The industry anticipates continued bandwidth growth and hence the need for even lower-cost optical transmission. Consensus is forming that 400G is the next transmission rate, and the market is also coalescing around flexible grid and super-channels. Two NeoPhotonics announcements struck me because they addressed immediate problems.
First, the company introduced a mode-coupled receiver that lowers initial PON cost by increasing the number of connections per OLT from 32 to 128. Second, NeoPhotonics said it will offer its 10×10 transceiver in a CFP2 form factor.
While the 10×10 solution is seen as a stopgap measure, it supports distances not included in existing standards and is sorely needed today for connectivity in data centers and central offices.
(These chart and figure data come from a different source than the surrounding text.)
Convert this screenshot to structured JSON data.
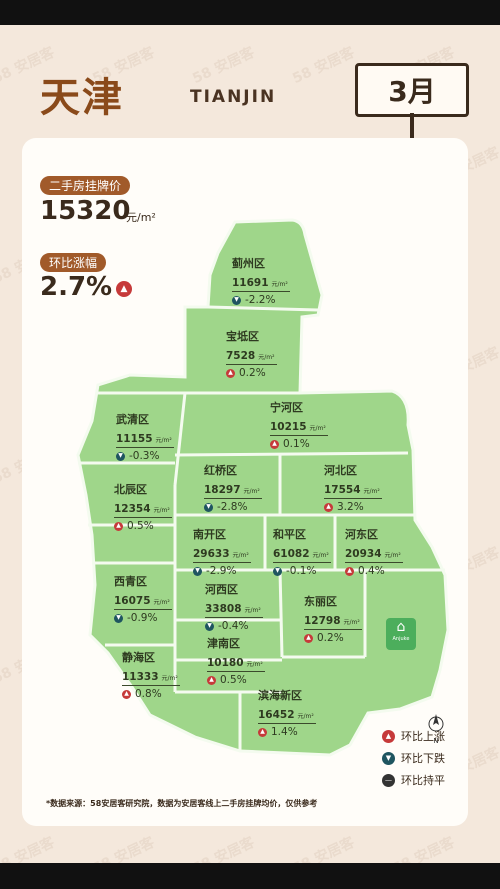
{
  "header": {
    "title_cn": "天津",
    "title_en": "TIANJIN",
    "month": "3月"
  },
  "summary": {
    "price_label": "二手房挂牌价",
    "price_value": "15320",
    "price_unit": "元/m²",
    "change_label": "环比涨幅",
    "change_value": "2.7%",
    "change_direction": "up"
  },
  "districts": [
    {
      "name": "蓟州区",
      "price": "11691",
      "unit": "元/m²",
      "change": "-2.2%",
      "direction": "down"
    },
    {
      "name": "宝坻区",
      "price": "7528",
      "unit": "元/m²",
      "change": "0.2%",
      "direction": "up"
    },
    {
      "name": "宁河区",
      "price": "10215",
      "unit": "元/m²",
      "change": "0.1%",
      "direction": "up"
    },
    {
      "name": "武清区",
      "price": "11155",
      "unit": "元/m²",
      "change": "-0.3%",
      "direction": "down"
    },
    {
      "name": "红桥区",
      "price": "18297",
      "unit": "元/m²",
      "change": "-2.8%",
      "direction": "down"
    },
    {
      "name": "河北区",
      "price": "17554",
      "unit": "元/m²",
      "change": "3.2%",
      "direction": "up"
    },
    {
      "name": "北辰区",
      "price": "12354",
      "unit": "元/m²",
      "change": "0.5%",
      "direction": "up"
    },
    {
      "name": "南开区",
      "price": "29633",
      "unit": "元/m²",
      "change": "-2.9%",
      "direction": "down"
    },
    {
      "name": "和平区",
      "price": "61082",
      "unit": "元/m²",
      "change": "-0.1%",
      "direction": "down"
    },
    {
      "name": "河东区",
      "price": "20934",
      "unit": "元/m²",
      "change": "0.4%",
      "direction": "up"
    },
    {
      "name": "西青区",
      "price": "16075",
      "unit": "元/m²",
      "change": "-0.9%",
      "direction": "down"
    },
    {
      "name": "河西区",
      "price": "33808",
      "unit": "元/m²",
      "change": "-0.4%",
      "direction": "down"
    },
    {
      "name": "东丽区",
      "price": "12798",
      "unit": "元/m²",
      "change": "0.2%",
      "direction": "up"
    },
    {
      "name": "津南区",
      "price": "10180",
      "unit": "元/m²",
      "change": "0.5%",
      "direction": "up"
    },
    {
      "name": "静海区",
      "price": "11333",
      "unit": "元/m²",
      "change": "0.8%",
      "direction": "up"
    },
    {
      "name": "滨海新区",
      "price": "16452",
      "unit": "元/m²",
      "change": "1.4%",
      "direction": "up"
    }
  ],
  "brand": {
    "name": "Anjuke",
    "watermark": "58 安居客"
  },
  "compass": "N",
  "legend": [
    {
      "label": "环比上涨",
      "color": "#c63a3a",
      "icon": "arrow-up-icon"
    },
    {
      "label": "环比下跌",
      "color": "#1f5560",
      "icon": "arrow-down-icon"
    },
    {
      "label": "环比持平",
      "color": "#333333",
      "icon": "minus-icon"
    }
  ],
  "footnote": "*数据来源：58安居客研究院，数据为安居客线上二手房挂牌均价，仅供参考",
  "colors": {
    "map_fill": "#9fd68a",
    "up": "#c63a3a",
    "down": "#1f5560",
    "accent": "#a15a2a"
  }
}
Lowering the initial costs of PON installations
NeoPhotonics announced a new GPON OLT transceiver that lowers the initial PON cost. The transceiver supports four OLTs where each can have up to 32 connections. The cost decreases because the splitting ratio increases: one OLT transceiver is used for 128 connections compared to the initial design of 32 connections per transceiver.
Bandwidth performance is not compromised in this implementation because initial PON turn-up typically has far fewer subscribers than 32. NeoPhotonics’ GPON OLT is equipped with a higher power downstream laser that is shared with all PONs. For upstream traffic it introduced a multi-port mode-coupling receiver so the four PONs are connected to a single receiver.